I was flipping through a trade magazine and saw an article about what to do if you’ve published something embarrassing. Not necessarily something personal, per se, but more like the clips you wrote when you were first starting out that linger out there in cyberspace. On a whim, I decided to google myself and see what turned up.
First of all, if you google me, my clips are intermingled with another Renee Roberson who also happens to be a pastor. That could get interesting if someone stumbled onto her blog instead of mine. When I was first starting out as a freelancer, I wrote a lot of parenting articles for the Walt Disney Internet Group, as my kids were still tiny. I still come across articles that were obviously sold to other blogs and websites over time. For example, I found an article on when you can determine a baby’s eye color on Babble. I barely remember writing that one. Instead of being in an article format, snippets of the article ran as captions underneath stock photos—to make for a quicker read, I guess. You can tell I was early in my writing career because there was a mention of me also writing for the fan magazine of singer Tori Amos, which was a volunteer gig. I guess I didn't have a lot of paying gigs at the time!

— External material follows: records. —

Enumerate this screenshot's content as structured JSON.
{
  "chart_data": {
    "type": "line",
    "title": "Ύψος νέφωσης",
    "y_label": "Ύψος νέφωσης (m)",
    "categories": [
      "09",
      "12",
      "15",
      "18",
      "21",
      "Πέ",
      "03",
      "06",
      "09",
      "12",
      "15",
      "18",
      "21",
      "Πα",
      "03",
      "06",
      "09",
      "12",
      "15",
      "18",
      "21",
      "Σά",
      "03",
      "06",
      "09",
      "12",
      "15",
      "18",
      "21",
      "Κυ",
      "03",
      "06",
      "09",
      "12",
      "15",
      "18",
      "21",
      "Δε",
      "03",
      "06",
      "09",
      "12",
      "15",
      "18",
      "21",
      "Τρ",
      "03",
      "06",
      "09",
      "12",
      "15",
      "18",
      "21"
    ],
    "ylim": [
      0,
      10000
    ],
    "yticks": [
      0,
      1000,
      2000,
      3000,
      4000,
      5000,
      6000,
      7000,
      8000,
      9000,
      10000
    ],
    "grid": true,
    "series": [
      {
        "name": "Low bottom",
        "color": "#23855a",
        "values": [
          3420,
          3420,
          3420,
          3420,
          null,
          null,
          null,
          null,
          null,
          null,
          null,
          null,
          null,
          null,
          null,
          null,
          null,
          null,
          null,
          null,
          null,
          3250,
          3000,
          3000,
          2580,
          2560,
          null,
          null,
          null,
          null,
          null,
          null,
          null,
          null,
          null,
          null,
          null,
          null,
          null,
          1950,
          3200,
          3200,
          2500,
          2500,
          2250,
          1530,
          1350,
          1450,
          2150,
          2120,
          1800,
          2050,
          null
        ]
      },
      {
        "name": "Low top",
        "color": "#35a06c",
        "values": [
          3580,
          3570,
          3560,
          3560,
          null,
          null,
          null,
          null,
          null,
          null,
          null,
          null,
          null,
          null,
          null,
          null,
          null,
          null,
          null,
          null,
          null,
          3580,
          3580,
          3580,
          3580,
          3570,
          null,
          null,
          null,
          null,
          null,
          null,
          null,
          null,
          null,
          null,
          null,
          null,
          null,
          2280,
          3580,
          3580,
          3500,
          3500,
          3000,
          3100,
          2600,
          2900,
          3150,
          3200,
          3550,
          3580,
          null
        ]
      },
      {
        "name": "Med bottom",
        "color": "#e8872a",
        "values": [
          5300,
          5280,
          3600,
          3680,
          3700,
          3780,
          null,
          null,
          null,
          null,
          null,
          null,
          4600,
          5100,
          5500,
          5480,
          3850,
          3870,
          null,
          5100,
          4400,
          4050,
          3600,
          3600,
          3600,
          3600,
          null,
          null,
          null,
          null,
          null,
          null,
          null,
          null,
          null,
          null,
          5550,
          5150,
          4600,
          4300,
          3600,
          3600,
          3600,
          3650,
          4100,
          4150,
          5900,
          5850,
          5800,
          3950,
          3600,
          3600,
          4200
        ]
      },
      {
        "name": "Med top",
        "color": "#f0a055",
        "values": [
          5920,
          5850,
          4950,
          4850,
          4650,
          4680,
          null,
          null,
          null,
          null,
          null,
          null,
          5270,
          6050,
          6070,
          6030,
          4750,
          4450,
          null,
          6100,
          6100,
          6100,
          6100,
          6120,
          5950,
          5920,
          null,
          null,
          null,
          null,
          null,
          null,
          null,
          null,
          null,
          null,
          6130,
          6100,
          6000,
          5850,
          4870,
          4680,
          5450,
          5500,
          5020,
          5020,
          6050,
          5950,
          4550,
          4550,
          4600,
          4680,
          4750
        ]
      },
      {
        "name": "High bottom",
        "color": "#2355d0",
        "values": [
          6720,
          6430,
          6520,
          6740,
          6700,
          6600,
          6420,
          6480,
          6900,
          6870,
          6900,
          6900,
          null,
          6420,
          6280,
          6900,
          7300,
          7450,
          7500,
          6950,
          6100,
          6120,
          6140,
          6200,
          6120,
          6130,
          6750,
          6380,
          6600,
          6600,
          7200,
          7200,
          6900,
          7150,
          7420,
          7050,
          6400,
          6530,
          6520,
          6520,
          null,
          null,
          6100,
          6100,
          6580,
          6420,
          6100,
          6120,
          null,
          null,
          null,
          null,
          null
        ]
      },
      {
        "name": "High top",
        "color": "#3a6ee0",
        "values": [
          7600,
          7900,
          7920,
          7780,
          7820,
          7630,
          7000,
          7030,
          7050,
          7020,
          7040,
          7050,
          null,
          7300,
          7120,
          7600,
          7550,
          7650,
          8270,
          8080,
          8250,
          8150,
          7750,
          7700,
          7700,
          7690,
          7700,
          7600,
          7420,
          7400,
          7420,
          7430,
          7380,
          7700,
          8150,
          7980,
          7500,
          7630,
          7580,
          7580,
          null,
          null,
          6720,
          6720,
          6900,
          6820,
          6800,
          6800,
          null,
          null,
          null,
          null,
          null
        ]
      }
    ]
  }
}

I also wrote some articles for those content mills writers are constantly being warned about. I’m pretty sure I wrote those articles for free because I was trying to get clips, so there have to be some pretty embarrassing pieces of work out there. Yahoo! actually bought one of those mills I wrote for, but I don’t think an article I wrote about a local pet bed and breakfast will show up on their site anytime soon. Another site I wrote for (for payment) ended up being acquired by a larger content service so a few of my articles popped up on a website I had never heard of.
None of these articles were humiliating or anything, but the topics did make me laugh a little bit. (How many calories are in wine, beer, and mixed drinks? What is your breakfast personality type? And did anyone really care if I reviewed a Tori Amos concert for a content mill?)
As the article I was reading on this topic suggested, most writers have to start out somewhere, and for most of us, that was writing for “click bait” sites. For me, I found I really had to dig around to find any of these articles, so it doesn’t really concern me. I don't think it will scare off any future editors or employers. These aren’t the clips I showcase on my blog or add to my resume. They will sink into oblivion sooner or later.
We won't talk about the cheesy poems the student government asked me to write for the prom booklets in high school. That's for another day.
I’m curious if you have any articles/essays/stories you’ve come across from the early stages of your writing career that make you cringe now? I'd love to hear your stories!